Forget the war, forget the mortgage crisis. It's not fashion's role to tackle the weighty issues on people's minds, said Michael Kors, who presented one of the most upbeat shows of the week, with models in sherbet-colored stripes bopping down the runway to "Xanadu."
2It wasn't just Kors' collection that overflowed with bright colors . Only a handful of designers, most notably Donna Karan and Calvin Klein's Francisco Costa, went in the opposite direction, using serene, tranquil palettes. Still, there was little or no black, usually a staple for both.

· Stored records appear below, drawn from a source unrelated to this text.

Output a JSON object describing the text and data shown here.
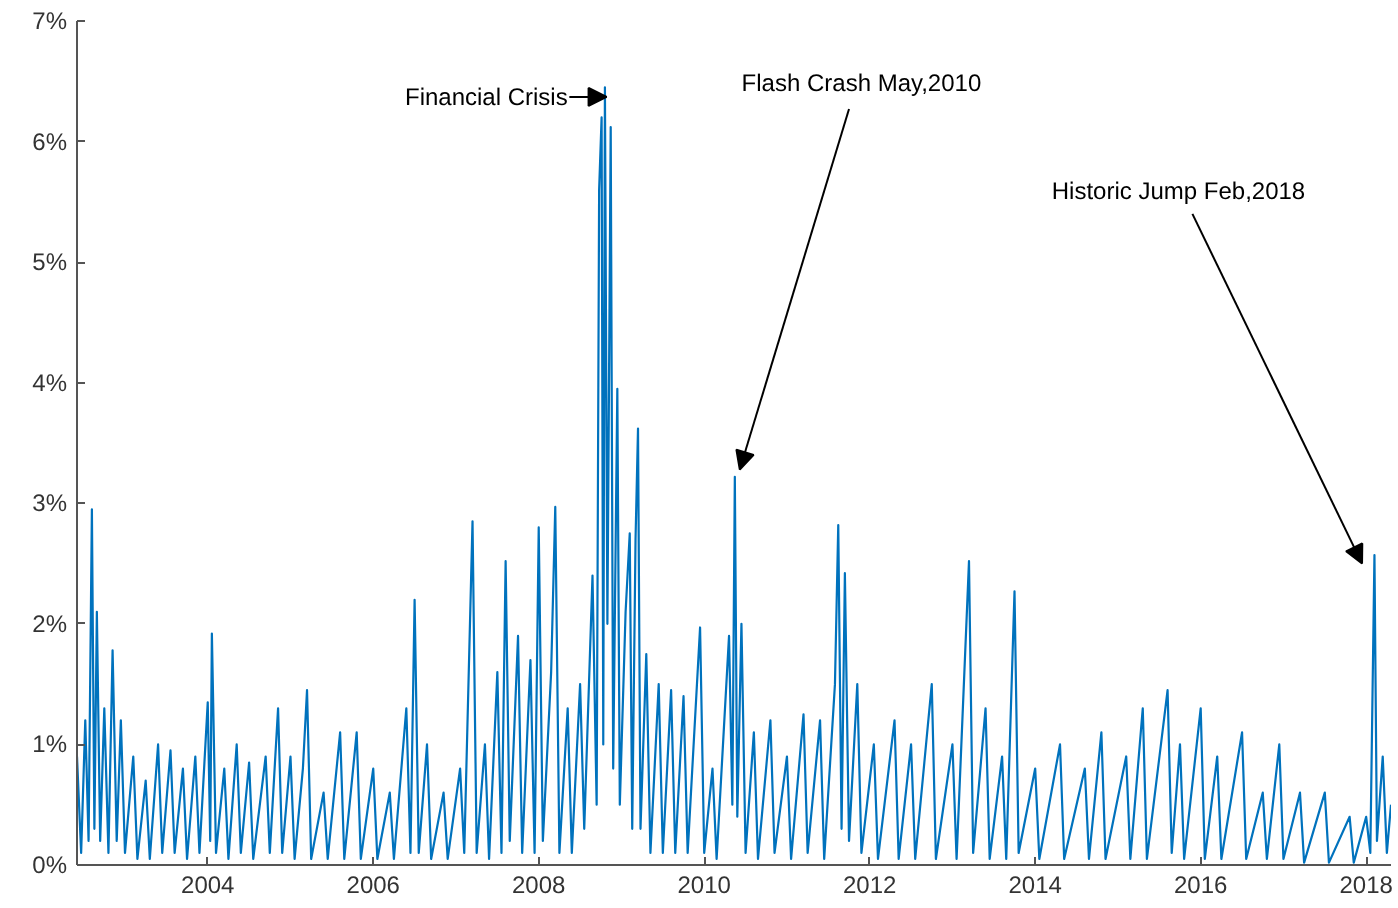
{
  "chart_data": {
    "type": "line",
    "marker": "none",
    "line_style": "solid",
    "grid": false,
    "xlim": [
      2002.42,
      2018.3
    ],
    "xticks": [
      2004,
      2006,
      2008,
      2010,
      2012,
      2014,
      2016,
      2018
    ],
    "ylim": [
      0,
      7
    ],
    "yticks": [
      {
        "value": 0,
        "label": "0%"
      },
      {
        "value": 1,
        "label": "1%"
      },
      {
        "value": 2,
        "label": "2%"
      },
      {
        "value": 3,
        "label": "3%"
      },
      {
        "value": 4,
        "label": "4%"
      },
      {
        "value": 5,
        "label": "5%"
      },
      {
        "value": 6,
        "label": "6%"
      },
      {
        "value": 7,
        "label": "7%"
      }
    ],
    "annotations": [
      {
        "text": "Financial Crisis",
        "x": 2008.8,
        "y": 6.45
      },
      {
        "text": "Flash Crash May,2010",
        "x": 2010.37,
        "y": 3.22
      },
      {
        "text": "Historic Jump Feb,2018",
        "x": 2018.1,
        "y": 2.57
      }
    ],
    "series": [
      {
        "color": "#0072bd",
        "x": [
          2002.42,
          2002.47,
          2002.52,
          2002.56,
          2002.6,
          2002.63,
          2002.66,
          2002.7,
          2002.75,
          2002.8,
          2002.85,
          2002.9,
          2002.95,
          2003.0,
          2003.1,
          2003.15,
          2003.25,
          2003.3,
          2003.4,
          2003.45,
          2003.55,
          2003.6,
          2003.7,
          2003.75,
          2003.85,
          2003.9,
          2004.0,
          2004.03,
          2004.05,
          2004.1,
          2004.2,
          2004.25,
          2004.35,
          2004.4,
          2004.5,
          2004.55,
          2004.7,
          2004.75,
          2004.85,
          2004.9,
          2005.0,
          2005.05,
          2005.15,
          2005.2,
          2005.25,
          2005.4,
          2005.45,
          2005.6,
          2005.65,
          2005.8,
          2005.85,
          2006.0,
          2006.05,
          2006.2,
          2006.25,
          2006.4,
          2006.45,
          2006.5,
          2006.55,
          2006.65,
          2006.7,
          2006.85,
          2006.9,
          2007.05,
          2007.1,
          2007.2,
          2007.25,
          2007.35,
          2007.4,
          2007.5,
          2007.55,
          2007.6,
          2007.65,
          2007.75,
          2007.8,
          2007.9,
          2007.95,
          2008.0,
          2008.05,
          2008.15,
          2008.2,
          2008.25,
          2008.35,
          2008.4,
          2008.5,
          2008.55,
          2008.65,
          2008.7,
          2008.73,
          2008.76,
          2008.78,
          2008.8,
          2008.83,
          2008.87,
          2008.9,
          2008.95,
          2008.98,
          2009.05,
          2009.1,
          2009.13,
          2009.17,
          2009.2,
          2009.23,
          2009.3,
          2009.35,
          2009.45,
          2009.5,
          2009.6,
          2009.65,
          2009.75,
          2009.8,
          2009.95,
          2010.0,
          2010.1,
          2010.15,
          2010.3,
          2010.34,
          2010.37,
          2010.4,
          2010.45,
          2010.5,
          2010.6,
          2010.65,
          2010.8,
          2010.85,
          2011.0,
          2011.05,
          2011.2,
          2011.25,
          2011.4,
          2011.45,
          2011.58,
          2011.62,
          2011.66,
          2011.7,
          2011.75,
          2011.85,
          2011.9,
          2012.05,
          2012.1,
          2012.3,
          2012.35,
          2012.5,
          2012.55,
          2012.75,
          2012.8,
          2013.0,
          2013.05,
          2013.2,
          2013.25,
          2013.4,
          2013.45,
          2013.6,
          2013.65,
          2013.75,
          2013.8,
          2014.0,
          2014.05,
          2014.3,
          2014.35,
          2014.6,
          2014.65,
          2014.8,
          2014.85,
          2015.1,
          2015.15,
          2015.3,
          2015.35,
          2015.6,
          2015.65,
          2015.75,
          2015.8,
          2016.0,
          2016.05,
          2016.2,
          2016.25,
          2016.5,
          2016.55,
          2016.75,
          2016.8,
          2016.95,
          2017.0,
          2017.2,
          2017.25,
          2017.5,
          2017.55,
          2017.8,
          2017.85,
          2018.0,
          2018.05,
          2018.1,
          2018.13,
          2018.2,
          2018.25,
          2018.3
        ],
        "values": [
          0.9,
          0.1,
          1.2,
          0.2,
          2.95,
          0.3,
          2.1,
          0.2,
          1.3,
          0.1,
          1.78,
          0.2,
          1.2,
          0.1,
          0.9,
          0.05,
          0.7,
          0.05,
          1.0,
          0.1,
          0.95,
          0.1,
          0.8,
          0.05,
          0.9,
          0.1,
          1.35,
          0.2,
          1.92,
          0.1,
          0.8,
          0.05,
          1.0,
          0.1,
          0.85,
          0.05,
          0.9,
          0.1,
          1.3,
          0.1,
          0.9,
          0.05,
          0.8,
          1.45,
          0.05,
          0.6,
          0.05,
          1.1,
          0.05,
          1.1,
          0.05,
          0.8,
          0.05,
          0.6,
          0.05,
          1.3,
          0.1,
          2.2,
          0.1,
          1.0,
          0.05,
          0.6,
          0.05,
          0.8,
          0.1,
          2.85,
          0.1,
          1.0,
          0.05,
          1.6,
          0.1,
          2.52,
          0.2,
          1.9,
          0.1,
          1.7,
          0.1,
          2.8,
          0.2,
          1.6,
          2.97,
          0.1,
          1.3,
          0.1,
          1.5,
          0.3,
          2.4,
          0.5,
          5.6,
          6.2,
          1.0,
          6.45,
          2.0,
          6.12,
          0.8,
          3.95,
          0.5,
          2.1,
          2.75,
          0.3,
          2.7,
          3.62,
          0.3,
          1.75,
          0.1,
          1.5,
          0.1,
          1.45,
          0.1,
          1.4,
          0.1,
          1.97,
          0.1,
          0.8,
          0.05,
          1.9,
          0.5,
          3.22,
          0.4,
          2.0,
          0.1,
          1.1,
          0.05,
          1.2,
          0.1,
          0.9,
          0.05,
          1.25,
          0.1,
          1.2,
          0.05,
          1.5,
          2.82,
          0.3,
          2.42,
          0.2,
          1.5,
          0.1,
          1.0,
          0.05,
          1.2,
          0.05,
          1.0,
          0.05,
          1.5,
          0.05,
          1.0,
          0.05,
          2.52,
          0.1,
          1.3,
          0.05,
          0.9,
          0.05,
          2.27,
          0.1,
          0.8,
          0.05,
          1.0,
          0.05,
          0.8,
          0.05,
          1.1,
          0.05,
          0.9,
          0.05,
          1.3,
          0.05,
          1.45,
          0.1,
          1.0,
          0.05,
          1.3,
          0.05,
          0.9,
          0.05,
          1.1,
          0.05,
          0.6,
          0.05,
          1.0,
          0.05,
          0.6,
          0.02,
          0.6,
          0.02,
          0.4,
          0.02,
          0.4,
          0.1,
          2.57,
          0.2,
          0.9,
          0.1,
          0.5
        ]
      }
    ]
  }
}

This Fashion Week was about escapism, often quite literally. Trend analyst Tom Julian, of ad agency McCann-Erickson, noted that many designers cited exotic locales from Biarritz in southwest France to the Italian Riviera as the starting point for their look.
"For the past two spring seasons, many of the collections have been eco," he said, referring to the natural, muted colors that have dominated. "This week we saw many designers put together opposite color stories - light blues with dark raspberries, banana yellow against rich browns - but at the same time we have seen shades of lilacs to seashells."

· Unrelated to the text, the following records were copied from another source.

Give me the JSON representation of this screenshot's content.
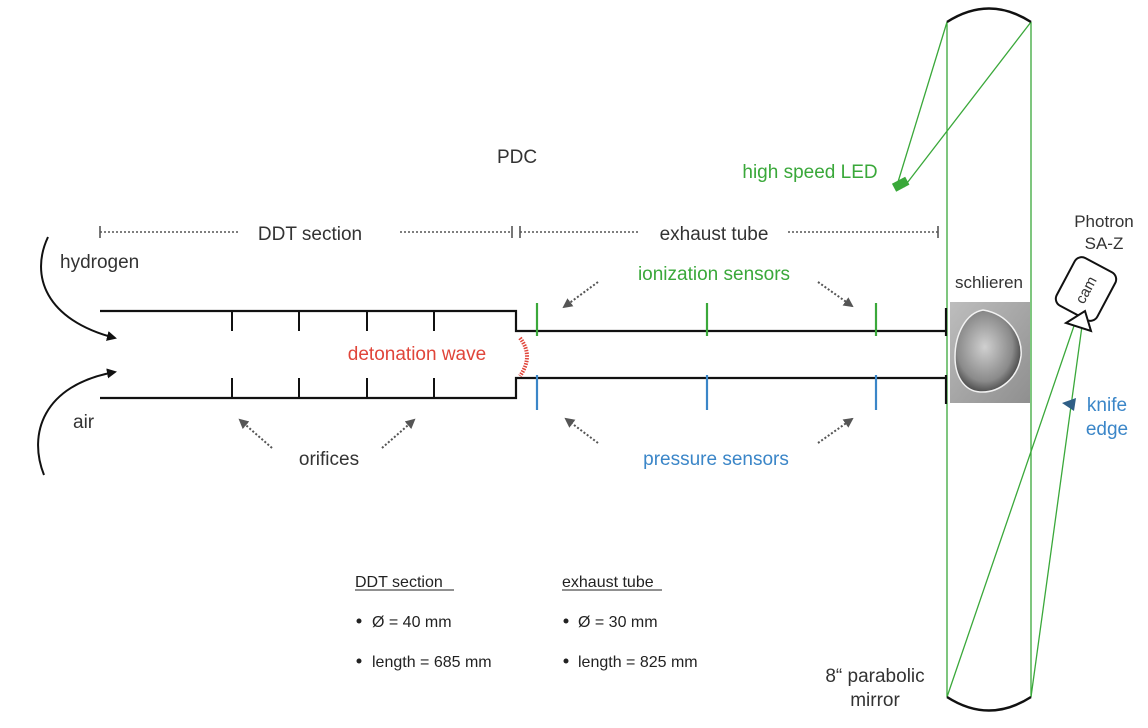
{
  "labels": {
    "pdc": "PDC",
    "ddt_section": "DDT section",
    "exhaust_tube": "exhaust tube",
    "hydrogen": "hydrogen",
    "air": "air",
    "detonation_wave": "detonation wave",
    "orifices": "orifices",
    "ionization_sensors": "ionization sensors",
    "pressure_sensors": "pressure sensors",
    "high_speed_led": "high speed LED",
    "schlieren": "schlieren",
    "camera_line1": "Photron",
    "camera_line2": "SA-Z",
    "cam": "cam",
    "knife_line1": "knife",
    "knife_line2": "edge",
    "mirror_line1": "8“ parabolic",
    "mirror_line2": "mirror"
  },
  "specs": {
    "ddt": {
      "title": "DDT section",
      "diameter": "Ø = 40 mm",
      "length": "length = 685 mm"
    },
    "exhaust": {
      "title": "exhaust tube",
      "diameter": "Ø = 30 mm",
      "length": "length = 825 mm"
    }
  },
  "colors": {
    "tube": "#111111",
    "green": "#3aa83a",
    "blue": "#3b86c8",
    "red": "#e0453a",
    "text": "#333333",
    "dotted": "#555555"
  }
}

And at a time when grim news about the economy is everywhere, color sells well at retail, noted Linda Wells, editor in chief of Allure. Walking into a store full of bright clothes may make some shoppers feel more upbeat, and encourage others to spend on items that aren't already in their closets.
The grays of this fall were perhaps bound to give way to something sunnier for spring. While the fashion industry itself tends to wear black, Wells says she always packs colorful clothes for vacations.

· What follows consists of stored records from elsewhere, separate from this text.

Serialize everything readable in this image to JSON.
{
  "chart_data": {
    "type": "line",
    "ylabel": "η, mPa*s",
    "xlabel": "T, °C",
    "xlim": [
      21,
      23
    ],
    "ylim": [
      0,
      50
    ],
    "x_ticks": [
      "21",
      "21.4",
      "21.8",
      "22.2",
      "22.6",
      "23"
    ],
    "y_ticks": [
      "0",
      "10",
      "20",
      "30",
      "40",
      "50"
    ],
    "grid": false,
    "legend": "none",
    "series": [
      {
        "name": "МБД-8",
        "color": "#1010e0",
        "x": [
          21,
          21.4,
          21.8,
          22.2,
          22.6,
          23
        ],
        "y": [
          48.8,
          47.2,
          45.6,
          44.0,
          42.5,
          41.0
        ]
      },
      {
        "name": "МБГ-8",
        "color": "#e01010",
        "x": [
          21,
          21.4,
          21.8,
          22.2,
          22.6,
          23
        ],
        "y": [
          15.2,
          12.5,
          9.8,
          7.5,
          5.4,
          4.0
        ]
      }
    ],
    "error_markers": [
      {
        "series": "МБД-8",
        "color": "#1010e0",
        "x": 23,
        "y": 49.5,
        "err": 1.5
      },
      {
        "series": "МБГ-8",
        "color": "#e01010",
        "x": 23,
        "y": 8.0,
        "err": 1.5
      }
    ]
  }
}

"I feel like the grim reaper if I wear black in the summer anywhere but New York."
Suze Yalof Schwartz, fashion editor at large for Glamour, has even eliminated black from her wardrobe - except for accessories: "Navy is my new black," she said.
3There's plenty of financial incentive to introduce a bold new look when wallets are tightening. Designer Kors said the business side of his brain knows that right now consumers have enough black in their closet, so if he wants to drive sales, he has to give them something new.
"Clothes are expensive. People aren't discarding what they own. So, what don't you have? Not a lot of colorful clothes," he explained.
All the color is good news for magazines, too, Schwartz said. Just like stores' racks, magazines need color to attract someone's eye, and it doesn't matter if the shades are citrus or blush.
While Kors and Cynthia Steffe had the candy colors, BCBG had the softer hues of pink and peach. Diane von Furstenberg highlighted tropical tones, and Carolina Hererra and Oscar de la Renta did beautiful reds.
"You saw color in different ways," said Candy Pratts Price, executive fashion director of Style.com. "Marc Jacobs' color was beyond gorgeous salmon, turquoise, red, and at Oscar (de la Renta), you saw a red column strapless dress. It was gorgeous, the way it fell when she walked. ... it was just the right red."
She added: "And Ralph (Lauren) did so much bold color. That yellow dress was that long drink of water."
It's true that all the uncertainty in the world might have driven the move toward a cheerful antidote, but mostly the designers are following their gut feeling of what the public wants next, she said. "Remember," she added, "designers are making requests from fabric mills long in advance."
Pratts Price thinks the love affair with brighter colors was just in the air.
"It might have to do a bit with all the gray this fall, but I think this is more about what happens in fashion: an eruption," she said. "This time it was an eruption of color."